What causes mutism in adults?

If speech occurs it is restricted to terse responses or monosyllables. Mutism is not uncommon in the older population. Since it is often caused by brain damage, mutism is considered a neurological disorder. However, it is also a psychological disorder and so can be more accurately termed a neuropsychological disorder.

Can selective mutism cause depression?

In the early teenage years, selective mutism is very often compounded by social anxiety disorder. By young adulthood, or earlier, many people with selective mutism will also experience depression and other anxiety disorders, including agoraphobia.

How do you help someone with selective mutism?

When interacting with a child with Selective Mutism, DO:Allow for warm-up time.Monitor the child’s body language.Talk “around” the child at first with focus on parents or siblings.Get down on the child’s level and focus on a prop.Ask choice and direct questions to the child with focus on the prop.More items…•

Is selective mutism inherited?

The majority of children with Selective Mutism have a genetic predisposition to anxiety. In other words, they have inherited a tendency to be anxious from one or more family members.

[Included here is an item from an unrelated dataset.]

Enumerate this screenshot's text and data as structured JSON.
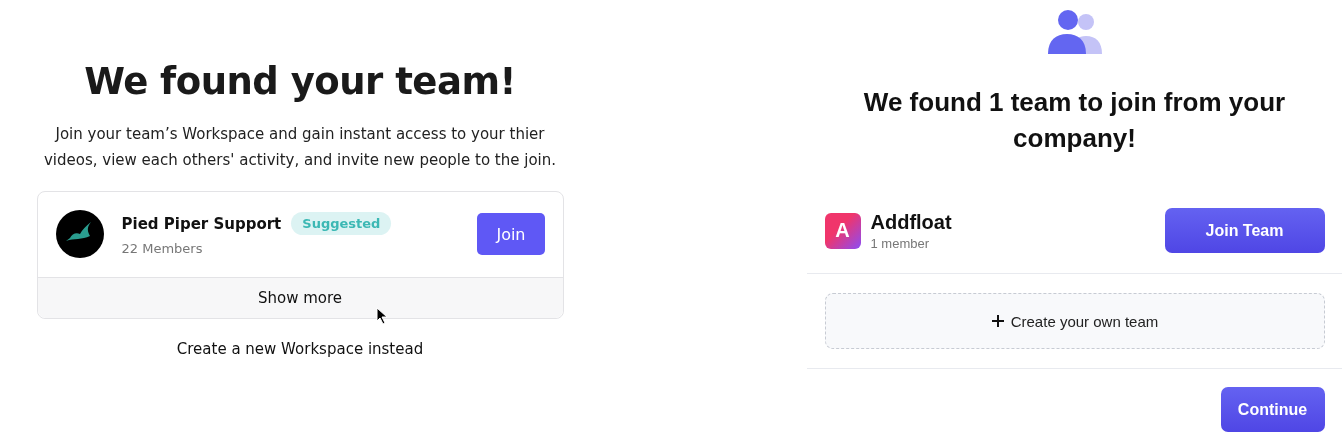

Is selective mutism on the autism spectrum?

Some people confuse selective mutism with autism, but it is important to know that they are not the same disorder. Autism and selective mutism may appear to be similar; when children with selective mutism feel anxious, they often react with a lack of eye contact, a blank expression, and a lack of verbal communication.

What triggers selective mutism?

There is no single known cause of selective mutism. Researchers are still learning about factors that can lead to selective mutism, such as: An anxiety disorder. Poor family relationships.

Is selective mutism a disability?

One disability not only hidden but most frequently overlooked is Selective Mutism. According to the SMart Center: “Selective Mutism is a complex childhood anxiety disorder characterized by a child’s inability to speak and communicate effectively in select social settings, such as school.

What age can selective mutism be diagnosed?

Parents typically start noticing signs of SM when a child is three or four years old. The disorder might not be diagnosed until she is school-aged, when her problems with speaking become more apparent.

Why can’t mutes talk?

In general, someone who is mute may be mute for one of several different reasons: organic, psychological, developmental/ neurological. For children, a lack of speech may be developmental, neurological, psychological, or due to a physical disability or a communication disorder.

Is selective mutism the same as social anxiety?

Selective mutism can be considered as a variant of social anxiety disorder because of the significant overlap in symptoms profile as well as treatment response.

Does selective mutism go away?

Selective mutism typically does not go away on its own, and in fact can lead to worsened anxiety and social difficulty if not addressed.

What are the symptoms of selective mutism?

Other symptoms of selective mutism can include the following:excessive shyness.social isolation.fear of embarrassment in front of a group.clinging to caregivers.temper tantrums.oppositional behavior.compulsive traits.negativity.

Who can treat selective mutism?

You can start by asking your pediatrician, child’s school, family or friends who they have had direct experience with or who they have heard is a good child therapist. You will want to find a child psychologist, psychiatrist or clinical social worker who specializes in the treatment of childhood anxiety disorders.

How is selective mutism diagnosed?

Testing for Selective MutismTalking with you about your child’s development and medical history.Having your child’s hearing screened.Seeing how well your child’s lips, jaw, and tongue move.Seeing how well your child understands what others say to him.More items…

Is there medication for selective mutism?

Despite limited evidence, selective serotonin reuptake inhibitors (SSRIs) and monoamine oxidase inhibitors (MAOIs) are used to reduce symptoms of selective mutism (SM) in children unresponsive to psychosocial interventions.